A small single incision in our technique has potential advantages over the traditional methods that include less postoperative scarring and swelling, improved dental hygiene, faster recovery, decrease chances of injury to mental nerve, maintenance of vascular supply of bone fragments, fewer amounts of implant material, and a decrease operative time.

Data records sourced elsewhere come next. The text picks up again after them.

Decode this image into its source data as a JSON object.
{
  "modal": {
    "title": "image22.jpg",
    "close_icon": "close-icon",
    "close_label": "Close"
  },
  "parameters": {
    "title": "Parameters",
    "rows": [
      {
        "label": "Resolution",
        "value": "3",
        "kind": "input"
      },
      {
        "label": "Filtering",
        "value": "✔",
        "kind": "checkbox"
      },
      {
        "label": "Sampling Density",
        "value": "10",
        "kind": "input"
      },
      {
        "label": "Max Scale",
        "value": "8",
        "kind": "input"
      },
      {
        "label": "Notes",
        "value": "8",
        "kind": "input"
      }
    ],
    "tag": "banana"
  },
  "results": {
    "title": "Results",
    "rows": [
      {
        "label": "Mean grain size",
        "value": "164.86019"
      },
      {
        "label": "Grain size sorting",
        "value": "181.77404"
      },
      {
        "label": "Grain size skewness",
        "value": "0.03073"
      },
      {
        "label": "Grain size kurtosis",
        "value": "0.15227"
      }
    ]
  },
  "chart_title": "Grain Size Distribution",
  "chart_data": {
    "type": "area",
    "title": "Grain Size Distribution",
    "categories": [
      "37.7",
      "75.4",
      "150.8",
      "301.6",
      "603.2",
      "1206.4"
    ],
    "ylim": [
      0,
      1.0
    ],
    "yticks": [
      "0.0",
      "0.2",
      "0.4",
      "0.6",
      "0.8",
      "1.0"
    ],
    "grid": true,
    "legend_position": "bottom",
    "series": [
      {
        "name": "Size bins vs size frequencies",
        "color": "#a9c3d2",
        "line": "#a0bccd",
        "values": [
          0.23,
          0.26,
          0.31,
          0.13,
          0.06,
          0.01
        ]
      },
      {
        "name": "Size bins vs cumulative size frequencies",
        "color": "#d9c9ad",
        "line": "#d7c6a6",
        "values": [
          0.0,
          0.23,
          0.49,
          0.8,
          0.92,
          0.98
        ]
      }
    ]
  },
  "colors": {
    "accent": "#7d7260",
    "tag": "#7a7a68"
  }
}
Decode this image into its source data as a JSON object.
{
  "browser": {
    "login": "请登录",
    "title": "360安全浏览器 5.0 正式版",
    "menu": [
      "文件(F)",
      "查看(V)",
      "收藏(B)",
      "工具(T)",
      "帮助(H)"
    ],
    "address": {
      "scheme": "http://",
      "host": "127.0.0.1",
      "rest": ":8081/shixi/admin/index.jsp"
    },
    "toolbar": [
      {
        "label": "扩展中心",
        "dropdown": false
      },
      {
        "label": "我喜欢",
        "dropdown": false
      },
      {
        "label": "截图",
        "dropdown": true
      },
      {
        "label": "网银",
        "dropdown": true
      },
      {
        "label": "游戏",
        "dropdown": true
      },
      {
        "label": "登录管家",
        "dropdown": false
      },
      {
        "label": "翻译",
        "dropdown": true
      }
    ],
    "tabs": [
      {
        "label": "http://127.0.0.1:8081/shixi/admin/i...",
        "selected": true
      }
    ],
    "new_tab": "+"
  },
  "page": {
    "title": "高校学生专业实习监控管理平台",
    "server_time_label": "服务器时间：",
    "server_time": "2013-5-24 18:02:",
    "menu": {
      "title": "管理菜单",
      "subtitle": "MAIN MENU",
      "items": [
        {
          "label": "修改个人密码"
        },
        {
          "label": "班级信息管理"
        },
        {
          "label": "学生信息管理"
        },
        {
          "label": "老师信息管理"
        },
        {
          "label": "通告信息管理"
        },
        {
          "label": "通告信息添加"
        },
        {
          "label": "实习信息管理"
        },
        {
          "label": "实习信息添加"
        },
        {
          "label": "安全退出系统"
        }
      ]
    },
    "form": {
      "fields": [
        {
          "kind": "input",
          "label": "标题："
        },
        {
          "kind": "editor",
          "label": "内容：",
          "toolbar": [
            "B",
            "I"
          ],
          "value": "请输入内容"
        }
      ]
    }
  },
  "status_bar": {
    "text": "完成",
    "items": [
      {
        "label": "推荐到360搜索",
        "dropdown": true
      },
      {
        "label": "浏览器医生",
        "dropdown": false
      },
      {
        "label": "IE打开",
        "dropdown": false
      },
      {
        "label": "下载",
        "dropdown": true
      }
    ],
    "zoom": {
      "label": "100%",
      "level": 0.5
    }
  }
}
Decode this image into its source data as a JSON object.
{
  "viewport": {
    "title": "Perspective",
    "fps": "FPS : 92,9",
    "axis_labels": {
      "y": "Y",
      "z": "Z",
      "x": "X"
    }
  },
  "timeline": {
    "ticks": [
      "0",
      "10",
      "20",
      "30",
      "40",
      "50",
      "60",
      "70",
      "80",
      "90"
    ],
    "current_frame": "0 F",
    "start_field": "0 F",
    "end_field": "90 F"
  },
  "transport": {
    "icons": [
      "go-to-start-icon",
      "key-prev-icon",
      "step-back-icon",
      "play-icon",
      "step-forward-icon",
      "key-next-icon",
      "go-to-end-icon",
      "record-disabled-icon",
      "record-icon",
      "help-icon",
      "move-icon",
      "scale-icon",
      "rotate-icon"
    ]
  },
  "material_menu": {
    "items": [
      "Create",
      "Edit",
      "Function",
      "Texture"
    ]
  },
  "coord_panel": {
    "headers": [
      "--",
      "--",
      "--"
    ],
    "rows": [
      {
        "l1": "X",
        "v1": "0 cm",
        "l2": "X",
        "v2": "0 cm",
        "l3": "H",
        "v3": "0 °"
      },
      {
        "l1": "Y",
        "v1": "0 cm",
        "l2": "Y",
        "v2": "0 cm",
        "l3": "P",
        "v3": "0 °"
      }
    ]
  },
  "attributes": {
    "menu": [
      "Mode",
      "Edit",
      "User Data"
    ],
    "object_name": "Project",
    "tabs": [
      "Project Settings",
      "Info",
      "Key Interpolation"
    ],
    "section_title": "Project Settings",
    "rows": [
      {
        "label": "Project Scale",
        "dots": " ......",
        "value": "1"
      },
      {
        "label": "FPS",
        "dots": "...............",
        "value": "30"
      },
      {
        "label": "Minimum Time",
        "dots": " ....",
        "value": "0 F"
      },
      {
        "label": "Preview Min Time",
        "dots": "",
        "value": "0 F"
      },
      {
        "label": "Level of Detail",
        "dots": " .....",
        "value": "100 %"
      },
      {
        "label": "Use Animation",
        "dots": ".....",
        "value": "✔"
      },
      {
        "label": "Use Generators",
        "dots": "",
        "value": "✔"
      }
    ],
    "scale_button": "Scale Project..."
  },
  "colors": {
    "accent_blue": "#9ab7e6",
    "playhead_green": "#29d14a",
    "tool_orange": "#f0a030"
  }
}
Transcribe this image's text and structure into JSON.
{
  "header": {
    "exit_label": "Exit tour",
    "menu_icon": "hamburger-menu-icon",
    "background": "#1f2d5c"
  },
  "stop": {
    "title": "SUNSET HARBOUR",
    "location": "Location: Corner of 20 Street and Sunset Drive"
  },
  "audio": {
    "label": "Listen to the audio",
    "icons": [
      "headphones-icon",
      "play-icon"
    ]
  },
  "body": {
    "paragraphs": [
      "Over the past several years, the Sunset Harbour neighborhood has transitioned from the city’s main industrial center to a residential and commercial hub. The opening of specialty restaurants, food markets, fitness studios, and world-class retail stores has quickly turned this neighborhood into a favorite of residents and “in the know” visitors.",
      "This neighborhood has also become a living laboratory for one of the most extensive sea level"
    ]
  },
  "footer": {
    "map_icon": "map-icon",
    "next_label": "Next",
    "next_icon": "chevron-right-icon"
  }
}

Technical complications with this technique are breakage of the drill bit and lingual cortex breach. Drill bit breakage usually occurs due to forceful drilling and change in angulation ones it is in the cortex. Lingual cortex breach occurs because of over drilling the cortices and wrong direction. We experienced breach of lingual cortex in our second presented case. This was confirmed by an occlusal radiograph, which is very useful in our technique. A postoperative occlusal view shows accurate positioning of lag screws. The lag screw was removed, and drilling was repeated with calculated depth and proper orientation and replacement of the lag screw. The technique described herein relies on precise diagnosis and assessment of the fracture pattern to arrive at the choice of fixation technique. Inadequate radiologic visualization and inaccurate assessment of the nature of the fracture may result in sub optimal fixation, displacement, and postoperative malocclusion.
Conclusion
Fixation of anterior mandible fracture using this technique can achieve good stability and appropriate compression. The technique is simple and easily performed, reducing the surgical time, reduce the chances of infection due to less exposure and promote the healing process by producing stress in the fracture lines. The case selection and careful instrumentation are major factors for consideration. It is hoped that this technique will decrease the morbidity associated with traditional methods but at the same time maintained the standard of care associated with internal fixation techniques.